OLYMPIA, Wash. — Guns and their safety are up for debate once again in Washington — a state that already has some of the toughest control laws in the country.

The Senate and Justice Committee heard multiple bill proposals and public comments on Monday from citizens on both sides.

The four bills include S.B. 5568, 5690, 5217, and 5407.

S. B. 5568 would allow the local government to make informed decisions on restricting the open carry of a firearm or other weapon at “any public meeting, any building or facility owned or operated by a city, town, county, or other municipality, or at a permitted demonstration within their respective jurisdictions.”

“I think it is imperative that local governments have the ability to make decisions on where people can carry guns in their jurisdiction, said Liz Hjelmseth, a concerned citizen.

But Sharyn Hinchcliffe with the Pink Pistols of Seattle and Tacoma disagrees.

“We are not scared to walk into a room where people might be armed. We are worried about walking into an arena where everyone is armed but us,” Hinchcliffe said.

S.B. 5690 allows the color and honor guard to carry a firearm on the Capitol’s campus if they’re actively participating in an organized event.

“Duly authorized federal, state, or local law enforcement officers or personnel are exempt from this section when carrying a firearm or other weapon in conformance with their employing agency’s policy. Members of the armed forces of the United States or the state of Washington are exempt from this section when carrying a firearm or other weapon in the discharge of official duty or traveling to or from official duty,” the bill said.

“Senate Bill 5690 does not fix all the problems that Senate Bill 5038 created but it’s a step in the right direction,” said Aiobheann Cline with the National Rifle Association.

But Carter McKaughan with the Montlake Investigations Group said that might not be fair.

“As a citizen, if I’m not allowed to carry a firearm then perhaps we should consider why that is, and perhaps military or police would be allowed to in certain circumstances,” McKaughan said.

S.B. 5217 would ban assault weapons and guns, including semiautomatic, rimfire, and centerfire rifles.

“No person in this state may manufacture, possess, distribute, import, transfer, sell, offer for sale, purchase, or otherwise transfer any assault weapon except as authorized in this section,” the bill said.
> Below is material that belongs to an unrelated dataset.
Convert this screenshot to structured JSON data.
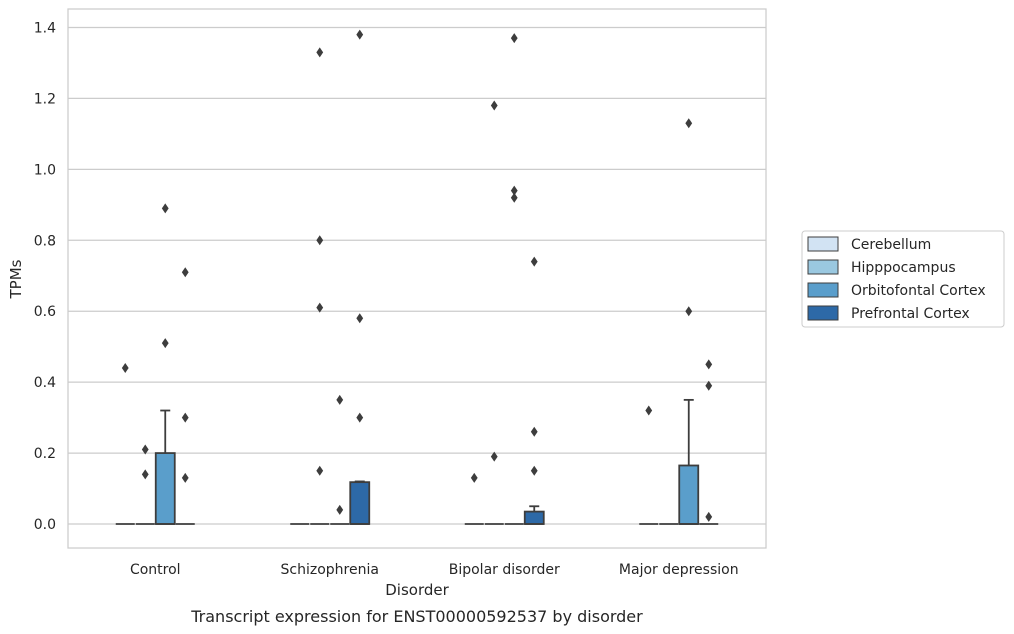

It does, however, offer exemptions for military and law enforcement officials. Lawful possession would include private properties, hunting, and firing ranges.

For Jim Parsons, who lost his daughter in the 2017 Vegas mass shooting, this bill is necessary.

“We need our legislators to take responsibility now. Do your job. Fight to protect our schools, our families, our communities just like the responsible legislators in seven other states.,” Parsons said.

But for citizen Nathan Tynes, this bill is concerning.

“As an African American, I once again have to contend with people telling me and not sharing my life experiences what I can and can’t own while still acknowledging the fact that these laws according to multiple states and federal jurisdictions are being prosecuted against people like me more often than anyone else,” Tynes said.

Last but not least, S.B. 5407 would target criminals by increasing their consequences for stealing guns and other firearms.

“Only by increasing penalties will we ensure criminals think twice before stealing a gun and using it in a crime. Senate Bill 5407 is the first step in reducing gun violence,” said Robin Ball.

But Kari Reardon with the Washington Association of Criminal Defense Lawyers said that might not be true.

“Multiple studies have occurred over the course of time all showing that increased sentences are not a deterrent to crime. This is something that will be born on cities and counties to pay for more trials,” Reardon said.